Fixou seu olhar no jedi e depois voltou sua atenção para o menino. Será que ele assim pensava...?

- Sei que pode me escutar, mesmo que não queira.  – aproximou-se mais da criança, sussurrando - Eles lutam por você, mas não só por você.  Não pararão de lutar, mesmo que você morra. Seu tio não deixará de combater nunca... e um dia ele poderá perder. – respirou fundo, pois a realidade daquelas palavras também a machucava - Talvez até aconteça hoje. Luke não é invencível.  E ele está disposto a morrer pelo o que acredita.

Um leve tremor no canto da boca de Ben.

- Eu sei o que é ter medo de machucar Luke. Eu também tive monstros à espreita. – prosseguiu Lore, animada por ter acertado o rumo para atingi-lo  – Eu sei o medo que você sente... sim, posso sentir. Por isso você fez o que fez... Mas Ben, você se deixar morrer ferirá Luke mais do que imagina.

Um franzir na testa do menino.

Lore alisou as faces machucadas do garoto. Não podia esquecer que ele nem nove anos tinha. Ele pensava como uma criança porque era uma criança, mesmo sendo maduro em tantos momentos. Deveria alcançá-lo nesse mesmo patamar... e com a verdade.

- Sabe que eu nunca permitiria que alguém fizesse mal a Luke... nem mesmo você. Pensa da mesma forma. Também defenderia seu tio de qualquer um, até de mim.  – abaixou-se, murmurando no ouvido do menino - Prometo que vigiarei você. E você me vigiará. Entende, Ben? Você confia em mim e eu confio em você.

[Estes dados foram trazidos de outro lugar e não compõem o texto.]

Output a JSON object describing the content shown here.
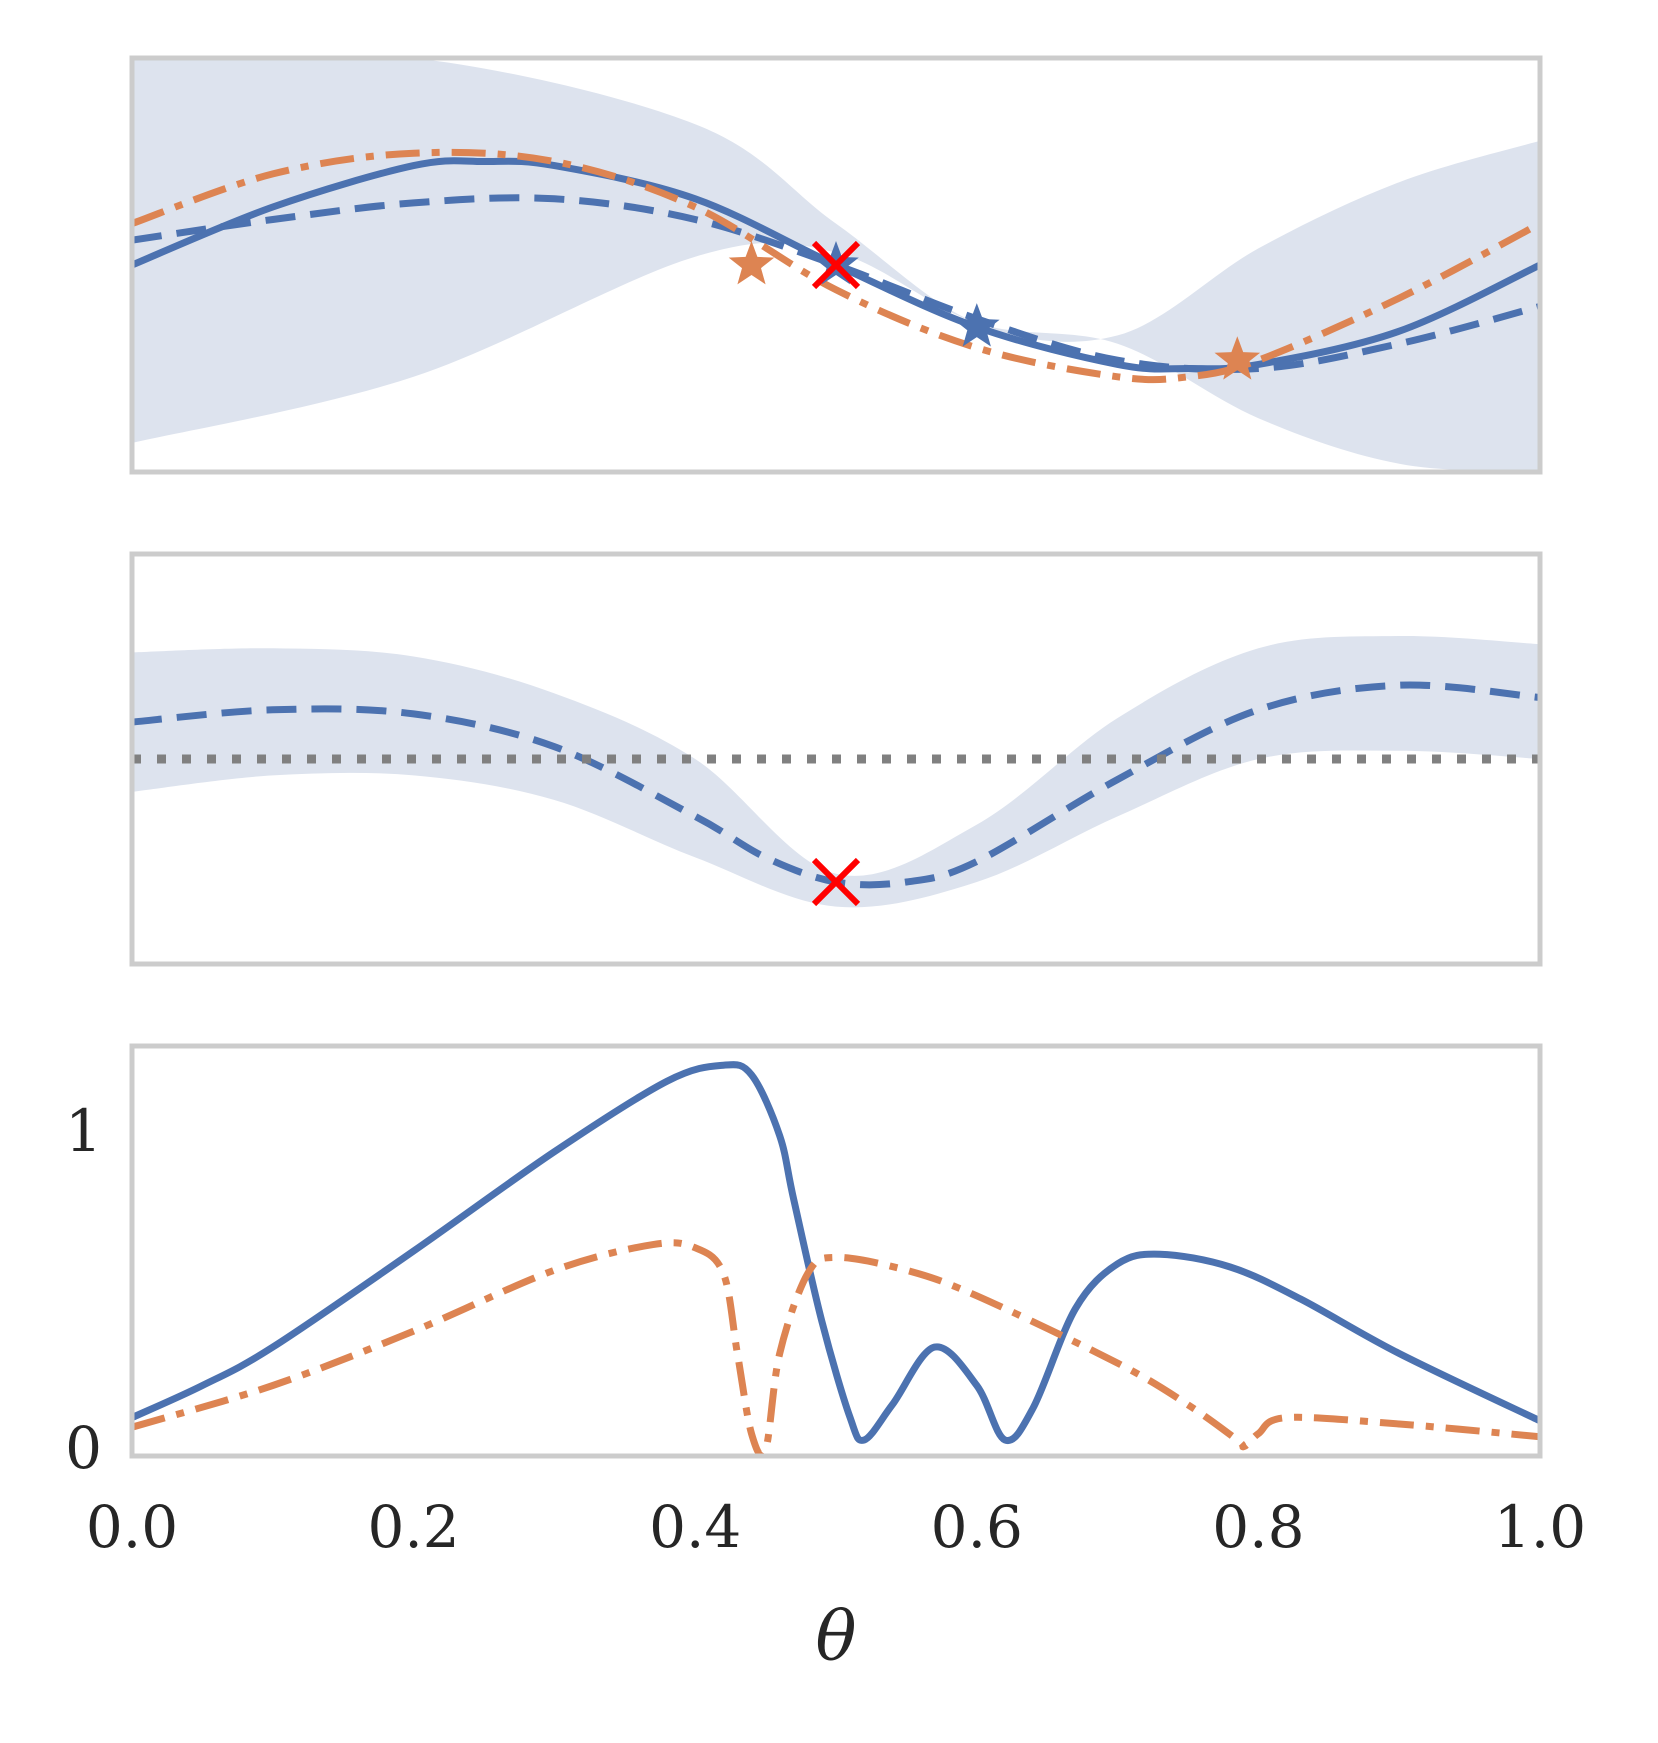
{
  "figure": {
    "xlabel": "θ",
    "x_ticks": [
      "0.0",
      "0.2",
      "0.4",
      "0.6",
      "0.8",
      "1.0"
    ]
  },
  "colors": {
    "blue": "#4c72b0",
    "orange": "#dd8452",
    "band": "#dde3ee",
    "gray": "#808080",
    "red": "#ff0000"
  },
  "chart_data": [
    {
      "type": "line",
      "panel": "top",
      "xlim": [
        0,
        1
      ],
      "ylim": [
        0,
        1
      ],
      "series": [
        {
          "name": "confidence-band",
          "style": "fill",
          "x": [
            0,
            0.2,
            0.4,
            0.5,
            0.6,
            0.7,
            0.8,
            0.9,
            1.0
          ],
          "lower": [
            0.07,
            0.23,
            0.52,
            0.53,
            0.36,
            0.31,
            0.13,
            0.02,
            0.0
          ],
          "upper": [
            1.0,
            1.0,
            0.84,
            0.6,
            0.36,
            0.33,
            0.54,
            0.7,
            0.8
          ]
        },
        {
          "name": "solid-blue",
          "style": "solid",
          "color": "blue",
          "x": [
            0,
            0.1,
            0.2,
            0.25,
            0.3,
            0.4,
            0.5,
            0.6,
            0.7,
            0.75,
            0.8,
            0.9,
            1.0
          ],
          "y": [
            0.5,
            0.64,
            0.74,
            0.75,
            0.74,
            0.66,
            0.5,
            0.35,
            0.26,
            0.25,
            0.26,
            0.34,
            0.5
          ]
        },
        {
          "name": "dashed-blue",
          "style": "dashed",
          "color": "blue",
          "x": [
            0,
            0.1,
            0.2,
            0.3,
            0.4,
            0.5,
            0.6,
            0.7,
            0.8,
            0.9,
            1.0
          ],
          "y": [
            0.56,
            0.61,
            0.65,
            0.66,
            0.61,
            0.5,
            0.37,
            0.27,
            0.25,
            0.31,
            0.4
          ]
        },
        {
          "name": "dashdot-orange",
          "style": "dashdot",
          "color": "orange",
          "x": [
            0,
            0.1,
            0.2,
            0.3,
            0.4,
            0.5,
            0.6,
            0.7,
            0.75,
            0.8,
            0.9,
            1.0
          ],
          "y": [
            0.6,
            0.72,
            0.77,
            0.75,
            0.64,
            0.44,
            0.3,
            0.23,
            0.23,
            0.27,
            0.42,
            0.6
          ]
        }
      ],
      "markers": [
        {
          "shape": "star",
          "color": "orange",
          "x": 0.44,
          "y": 0.5
        },
        {
          "shape": "star",
          "color": "blue",
          "x": 0.5,
          "y": 0.5
        },
        {
          "shape": "star",
          "color": "blue",
          "x": 0.6,
          "y": 0.35
        },
        {
          "shape": "star",
          "color": "orange",
          "x": 0.785,
          "y": 0.27
        },
        {
          "shape": "x",
          "color": "red",
          "x": 0.5,
          "y": 0.5
        }
      ]
    },
    {
      "type": "line",
      "panel": "middle",
      "xlim": [
        0,
        1
      ],
      "ylim": [
        0,
        1
      ],
      "series": [
        {
          "name": "confidence-band",
          "style": "fill",
          "x": [
            0,
            0.1,
            0.2,
            0.3,
            0.4,
            0.5,
            0.6,
            0.7,
            0.8,
            0.9,
            1.0
          ],
          "lower": [
            0.42,
            0.46,
            0.46,
            0.4,
            0.26,
            0.14,
            0.2,
            0.36,
            0.5,
            0.52,
            0.5
          ],
          "upper": [
            0.76,
            0.77,
            0.75,
            0.66,
            0.5,
            0.22,
            0.34,
            0.6,
            0.77,
            0.8,
            0.78
          ]
        },
        {
          "name": "dashed-blue",
          "style": "dashed",
          "color": "blue",
          "x": [
            0,
            0.1,
            0.2,
            0.3,
            0.4,
            0.45,
            0.5,
            0.55,
            0.6,
            0.7,
            0.8,
            0.9,
            1.0
          ],
          "y": [
            0.59,
            0.62,
            0.61,
            0.53,
            0.36,
            0.26,
            0.2,
            0.2,
            0.25,
            0.45,
            0.62,
            0.68,
            0.65
          ]
        },
        {
          "name": "threshold",
          "style": "dotted",
          "color": "gray",
          "x": [
            0,
            1
          ],
          "y": [
            0.5,
            0.5
          ]
        }
      ],
      "markers": [
        {
          "shape": "x",
          "color": "red",
          "x": 0.5,
          "y": 0.2
        }
      ]
    },
    {
      "type": "line",
      "panel": "bottom",
      "xlim": [
        0,
        1
      ],
      "ylim": [
        -0.02,
        1.26
      ],
      "yticks": [
        "0",
        "1"
      ],
      "series": [
        {
          "name": "solid-blue",
          "style": "solid",
          "color": "blue",
          "x": [
            0,
            0.05,
            0.1,
            0.2,
            0.3,
            0.38,
            0.42,
            0.44,
            0.46,
            0.47,
            0.49,
            0.51,
            0.52,
            0.54,
            0.57,
            0.6,
            0.62,
            0.64,
            0.67,
            0.7,
            0.73,
            0.78,
            0.83,
            0.9,
            1.0
          ],
          "y": [
            0.1,
            0.2,
            0.32,
            0.62,
            0.93,
            1.15,
            1.2,
            1.17,
            0.98,
            0.78,
            0.4,
            0.1,
            0.03,
            0.14,
            0.32,
            0.2,
            0.03,
            0.13,
            0.44,
            0.58,
            0.61,
            0.57,
            0.47,
            0.3,
            0.09
          ]
        },
        {
          "name": "dashdot-orange",
          "style": "dashdot",
          "color": "orange",
          "x": [
            0,
            0.1,
            0.2,
            0.3,
            0.37,
            0.4,
            0.42,
            0.43,
            0.44,
            0.45,
            0.46,
            0.48,
            0.5,
            0.55,
            0.6,
            0.7,
            0.75,
            0.785,
            0.79,
            0.8,
            0.82,
            0.9,
            1.0
          ],
          "y": [
            0.07,
            0.2,
            0.37,
            0.56,
            0.64,
            0.63,
            0.55,
            0.3,
            0.05,
            0.0,
            0.3,
            0.55,
            0.6,
            0.56,
            0.48,
            0.27,
            0.14,
            0.03,
            0.01,
            0.05,
            0.1,
            0.08,
            0.04
          ]
        }
      ]
    }
  ]
}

A expressão do menino se suavizou.

Lore segurou com força a mão do menino, a cabeça baixa e fitou de longe o jedi entre as mechas que se caíam em seus olhos.

Luke levantou o queixo e o abaixou, seu corpo todo se remodelando na postura de forma autônoma, o conhecimento entranhado nos músculos, nos nervos, a Força fluindo e correndo junto com seu sangue em todas as células de seu corpo. O semblante grave não exalava quaisquer emoções ou perturbações.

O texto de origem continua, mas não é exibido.